Quantitative results in center location error on the four challenging sequences in Fig. 19. Our method performs favorably against the compared trackers

Overall, the proposed tracker effectively exploits multiple correlation filters for robust object tracking. Both the qualitative (Fig. 19) and quantitative (Fig. 20) results demonstrate that the proposed tracking algorithm performs favorably against the state-of-the-art trackers.

7 Conclusion

In this paper, we propose an effective algorithm for robust object tracking. Building on the recent success of correlation filter based tracking algorithm, we extended it in several aspects. First, we address the stability-adaptivity dilemma by exploiting three correlation filters: (1) translation filter, (2) scale filter, and (3) long-term filter. These three filters work collaboratively to capture both the short-term and long-term memory of target object appearance. Second, we propose to learn correlation filter using HOI features in addition to the commonly used HOG features for improving localization accuracy.

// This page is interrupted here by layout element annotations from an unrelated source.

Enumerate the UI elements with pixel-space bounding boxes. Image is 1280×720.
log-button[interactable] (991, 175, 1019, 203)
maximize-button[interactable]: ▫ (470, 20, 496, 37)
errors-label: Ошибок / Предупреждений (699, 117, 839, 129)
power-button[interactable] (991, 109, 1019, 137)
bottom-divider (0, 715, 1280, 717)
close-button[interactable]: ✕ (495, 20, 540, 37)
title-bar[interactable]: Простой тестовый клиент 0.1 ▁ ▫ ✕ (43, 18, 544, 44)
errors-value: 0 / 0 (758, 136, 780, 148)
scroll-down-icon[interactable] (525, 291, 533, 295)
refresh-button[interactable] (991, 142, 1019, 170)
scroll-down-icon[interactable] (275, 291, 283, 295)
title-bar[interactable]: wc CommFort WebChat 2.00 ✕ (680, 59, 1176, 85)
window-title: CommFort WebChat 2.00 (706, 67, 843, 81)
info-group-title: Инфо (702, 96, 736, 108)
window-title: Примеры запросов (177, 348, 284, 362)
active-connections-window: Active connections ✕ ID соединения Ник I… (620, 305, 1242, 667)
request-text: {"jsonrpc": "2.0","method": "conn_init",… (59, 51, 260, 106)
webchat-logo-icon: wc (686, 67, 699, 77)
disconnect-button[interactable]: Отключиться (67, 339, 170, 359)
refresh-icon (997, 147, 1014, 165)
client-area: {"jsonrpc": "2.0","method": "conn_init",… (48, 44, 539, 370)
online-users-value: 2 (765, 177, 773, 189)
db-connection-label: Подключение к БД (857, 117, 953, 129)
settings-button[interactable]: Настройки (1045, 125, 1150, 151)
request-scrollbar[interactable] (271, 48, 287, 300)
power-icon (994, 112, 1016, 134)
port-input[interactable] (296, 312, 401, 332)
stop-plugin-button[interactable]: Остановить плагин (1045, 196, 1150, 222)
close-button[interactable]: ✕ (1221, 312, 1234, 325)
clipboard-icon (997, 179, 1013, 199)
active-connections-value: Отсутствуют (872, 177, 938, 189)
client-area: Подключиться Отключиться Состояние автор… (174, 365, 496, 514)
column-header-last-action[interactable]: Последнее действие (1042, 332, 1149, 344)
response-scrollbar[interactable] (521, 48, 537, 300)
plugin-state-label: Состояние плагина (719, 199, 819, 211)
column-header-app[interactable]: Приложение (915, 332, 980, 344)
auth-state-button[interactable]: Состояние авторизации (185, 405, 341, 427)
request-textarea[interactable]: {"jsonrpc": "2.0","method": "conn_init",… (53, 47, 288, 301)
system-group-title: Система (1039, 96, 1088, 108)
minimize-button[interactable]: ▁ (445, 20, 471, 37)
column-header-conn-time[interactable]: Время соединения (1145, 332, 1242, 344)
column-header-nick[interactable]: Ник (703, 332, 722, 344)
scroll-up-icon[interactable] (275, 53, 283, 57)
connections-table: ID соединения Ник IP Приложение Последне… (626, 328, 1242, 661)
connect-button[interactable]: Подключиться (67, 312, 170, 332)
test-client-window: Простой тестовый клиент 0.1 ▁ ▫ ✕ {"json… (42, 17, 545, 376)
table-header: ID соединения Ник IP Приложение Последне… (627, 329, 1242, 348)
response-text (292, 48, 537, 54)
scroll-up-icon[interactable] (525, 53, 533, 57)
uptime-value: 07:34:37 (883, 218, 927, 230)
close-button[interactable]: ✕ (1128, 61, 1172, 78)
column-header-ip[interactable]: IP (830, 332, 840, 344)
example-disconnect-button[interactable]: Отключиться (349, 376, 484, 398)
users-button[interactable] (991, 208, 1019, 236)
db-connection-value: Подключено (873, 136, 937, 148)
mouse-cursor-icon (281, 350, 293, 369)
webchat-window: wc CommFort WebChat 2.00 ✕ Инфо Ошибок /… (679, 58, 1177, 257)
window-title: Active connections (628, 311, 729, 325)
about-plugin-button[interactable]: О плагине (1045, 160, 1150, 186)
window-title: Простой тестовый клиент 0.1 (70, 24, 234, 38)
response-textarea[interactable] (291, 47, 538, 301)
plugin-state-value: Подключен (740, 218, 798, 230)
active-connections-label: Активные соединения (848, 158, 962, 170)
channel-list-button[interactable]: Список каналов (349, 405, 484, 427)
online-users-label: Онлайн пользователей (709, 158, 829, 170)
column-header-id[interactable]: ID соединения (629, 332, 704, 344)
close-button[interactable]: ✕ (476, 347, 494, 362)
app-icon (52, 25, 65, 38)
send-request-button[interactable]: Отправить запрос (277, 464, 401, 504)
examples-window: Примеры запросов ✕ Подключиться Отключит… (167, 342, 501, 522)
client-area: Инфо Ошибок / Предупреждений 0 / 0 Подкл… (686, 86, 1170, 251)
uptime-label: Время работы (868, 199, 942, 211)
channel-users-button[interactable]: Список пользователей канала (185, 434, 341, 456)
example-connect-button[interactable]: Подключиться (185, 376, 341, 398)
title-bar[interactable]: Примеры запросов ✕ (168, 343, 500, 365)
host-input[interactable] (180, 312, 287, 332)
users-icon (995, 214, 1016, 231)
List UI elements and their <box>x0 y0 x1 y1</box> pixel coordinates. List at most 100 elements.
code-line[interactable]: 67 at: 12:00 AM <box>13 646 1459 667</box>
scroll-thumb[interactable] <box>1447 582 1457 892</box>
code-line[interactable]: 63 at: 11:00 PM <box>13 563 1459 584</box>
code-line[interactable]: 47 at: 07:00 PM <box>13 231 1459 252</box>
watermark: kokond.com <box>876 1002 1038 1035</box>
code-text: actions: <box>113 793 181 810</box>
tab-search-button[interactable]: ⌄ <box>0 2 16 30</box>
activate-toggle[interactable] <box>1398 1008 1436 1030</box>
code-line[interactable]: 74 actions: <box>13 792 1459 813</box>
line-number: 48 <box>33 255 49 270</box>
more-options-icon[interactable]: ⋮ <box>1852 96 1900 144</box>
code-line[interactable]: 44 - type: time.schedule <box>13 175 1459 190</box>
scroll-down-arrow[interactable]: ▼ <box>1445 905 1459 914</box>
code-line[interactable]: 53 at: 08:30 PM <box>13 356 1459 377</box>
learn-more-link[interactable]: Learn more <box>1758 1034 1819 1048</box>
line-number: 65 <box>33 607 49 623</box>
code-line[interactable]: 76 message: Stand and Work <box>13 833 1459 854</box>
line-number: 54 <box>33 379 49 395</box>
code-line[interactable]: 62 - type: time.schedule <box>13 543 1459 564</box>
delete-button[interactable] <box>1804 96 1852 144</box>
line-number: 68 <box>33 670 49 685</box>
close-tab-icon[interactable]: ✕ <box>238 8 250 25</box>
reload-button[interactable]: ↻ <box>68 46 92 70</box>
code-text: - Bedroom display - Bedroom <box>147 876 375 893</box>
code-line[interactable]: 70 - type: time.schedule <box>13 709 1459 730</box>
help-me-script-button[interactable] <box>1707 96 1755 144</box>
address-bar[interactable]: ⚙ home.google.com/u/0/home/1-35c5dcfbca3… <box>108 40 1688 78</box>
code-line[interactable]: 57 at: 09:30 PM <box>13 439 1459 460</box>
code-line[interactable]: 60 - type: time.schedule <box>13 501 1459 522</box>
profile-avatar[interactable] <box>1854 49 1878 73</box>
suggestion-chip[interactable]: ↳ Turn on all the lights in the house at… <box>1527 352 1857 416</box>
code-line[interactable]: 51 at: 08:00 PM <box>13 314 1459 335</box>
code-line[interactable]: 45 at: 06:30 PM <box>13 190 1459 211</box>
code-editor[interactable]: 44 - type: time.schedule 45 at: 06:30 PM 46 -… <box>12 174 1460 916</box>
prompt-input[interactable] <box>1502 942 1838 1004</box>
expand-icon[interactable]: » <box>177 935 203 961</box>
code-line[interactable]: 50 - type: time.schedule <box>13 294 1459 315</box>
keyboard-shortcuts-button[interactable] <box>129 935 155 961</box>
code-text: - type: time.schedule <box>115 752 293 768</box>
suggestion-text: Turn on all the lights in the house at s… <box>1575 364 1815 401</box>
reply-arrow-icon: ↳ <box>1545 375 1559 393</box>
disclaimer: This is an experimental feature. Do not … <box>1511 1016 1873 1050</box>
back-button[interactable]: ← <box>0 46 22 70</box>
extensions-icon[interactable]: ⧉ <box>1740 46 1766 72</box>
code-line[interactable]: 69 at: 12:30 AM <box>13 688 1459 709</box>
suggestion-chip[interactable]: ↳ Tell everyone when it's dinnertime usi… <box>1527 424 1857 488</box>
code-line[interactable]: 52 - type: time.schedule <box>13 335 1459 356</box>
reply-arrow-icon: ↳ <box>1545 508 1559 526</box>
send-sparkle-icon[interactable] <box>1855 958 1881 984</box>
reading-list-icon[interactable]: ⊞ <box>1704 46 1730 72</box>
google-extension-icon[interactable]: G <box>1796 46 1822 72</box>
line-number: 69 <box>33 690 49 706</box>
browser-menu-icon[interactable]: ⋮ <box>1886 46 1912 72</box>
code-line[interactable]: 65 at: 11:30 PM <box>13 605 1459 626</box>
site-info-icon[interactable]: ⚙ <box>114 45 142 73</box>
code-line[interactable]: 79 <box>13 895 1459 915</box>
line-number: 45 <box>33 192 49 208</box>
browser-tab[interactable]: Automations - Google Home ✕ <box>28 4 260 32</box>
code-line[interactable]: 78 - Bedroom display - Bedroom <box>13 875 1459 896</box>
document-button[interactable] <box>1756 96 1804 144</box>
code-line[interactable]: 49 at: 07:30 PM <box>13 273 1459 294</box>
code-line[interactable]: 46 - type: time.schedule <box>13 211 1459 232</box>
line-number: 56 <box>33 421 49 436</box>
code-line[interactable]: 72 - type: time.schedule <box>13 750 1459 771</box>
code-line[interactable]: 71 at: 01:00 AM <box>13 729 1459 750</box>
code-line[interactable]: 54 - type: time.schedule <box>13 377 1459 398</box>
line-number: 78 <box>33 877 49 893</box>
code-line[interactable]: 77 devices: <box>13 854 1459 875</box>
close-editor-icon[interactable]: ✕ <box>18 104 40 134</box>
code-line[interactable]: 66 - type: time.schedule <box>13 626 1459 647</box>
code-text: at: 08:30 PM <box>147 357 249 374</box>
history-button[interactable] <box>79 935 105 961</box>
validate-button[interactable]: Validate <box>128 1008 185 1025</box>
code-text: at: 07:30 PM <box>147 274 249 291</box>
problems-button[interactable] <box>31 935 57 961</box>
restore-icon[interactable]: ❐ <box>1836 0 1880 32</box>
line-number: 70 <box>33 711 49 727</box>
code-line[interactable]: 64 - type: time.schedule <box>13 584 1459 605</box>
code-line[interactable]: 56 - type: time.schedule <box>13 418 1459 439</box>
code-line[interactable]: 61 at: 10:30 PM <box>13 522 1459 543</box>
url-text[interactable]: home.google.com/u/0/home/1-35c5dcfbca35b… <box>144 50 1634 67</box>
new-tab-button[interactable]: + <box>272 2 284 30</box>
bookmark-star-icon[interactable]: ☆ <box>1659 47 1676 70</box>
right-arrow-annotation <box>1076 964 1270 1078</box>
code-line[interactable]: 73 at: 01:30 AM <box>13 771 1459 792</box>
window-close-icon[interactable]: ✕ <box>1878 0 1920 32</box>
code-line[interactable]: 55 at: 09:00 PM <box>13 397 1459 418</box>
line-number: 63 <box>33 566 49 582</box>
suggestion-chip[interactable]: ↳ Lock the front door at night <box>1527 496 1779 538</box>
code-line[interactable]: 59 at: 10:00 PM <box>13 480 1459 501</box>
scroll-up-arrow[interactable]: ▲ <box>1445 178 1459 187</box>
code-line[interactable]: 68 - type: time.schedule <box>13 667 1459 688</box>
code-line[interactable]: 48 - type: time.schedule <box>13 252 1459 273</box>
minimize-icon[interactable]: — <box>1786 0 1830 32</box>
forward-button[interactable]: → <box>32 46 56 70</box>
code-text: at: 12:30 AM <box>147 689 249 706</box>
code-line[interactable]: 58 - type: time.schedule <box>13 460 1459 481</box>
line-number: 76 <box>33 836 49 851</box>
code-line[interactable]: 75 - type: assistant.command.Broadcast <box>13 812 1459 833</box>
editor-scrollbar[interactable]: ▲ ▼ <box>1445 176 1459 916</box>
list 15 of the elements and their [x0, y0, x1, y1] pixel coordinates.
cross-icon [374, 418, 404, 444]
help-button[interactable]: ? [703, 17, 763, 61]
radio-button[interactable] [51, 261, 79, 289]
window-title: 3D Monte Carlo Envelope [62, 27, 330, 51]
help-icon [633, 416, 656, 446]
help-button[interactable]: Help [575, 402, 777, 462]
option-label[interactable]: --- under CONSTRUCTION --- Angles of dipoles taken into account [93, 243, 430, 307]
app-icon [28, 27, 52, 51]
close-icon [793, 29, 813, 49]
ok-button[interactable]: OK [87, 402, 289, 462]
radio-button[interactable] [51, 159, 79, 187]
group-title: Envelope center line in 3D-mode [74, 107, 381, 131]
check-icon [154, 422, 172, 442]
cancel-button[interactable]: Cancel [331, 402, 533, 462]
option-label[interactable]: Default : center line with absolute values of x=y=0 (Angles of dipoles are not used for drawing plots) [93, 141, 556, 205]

We further investigate the appropriate size of surrounding context and learning rates to improve the tracking performance. Third, we explicitly handle tracking failures by incrementally learning an online detector to recover the targets. We provide a comprehensive ablation study to justify our design choices and understand the trade-off. Extensive experimental results show that the proposed algorithm performs favorably against the state-of-the-art methods in terms of efficiency, accuracy, and robustness.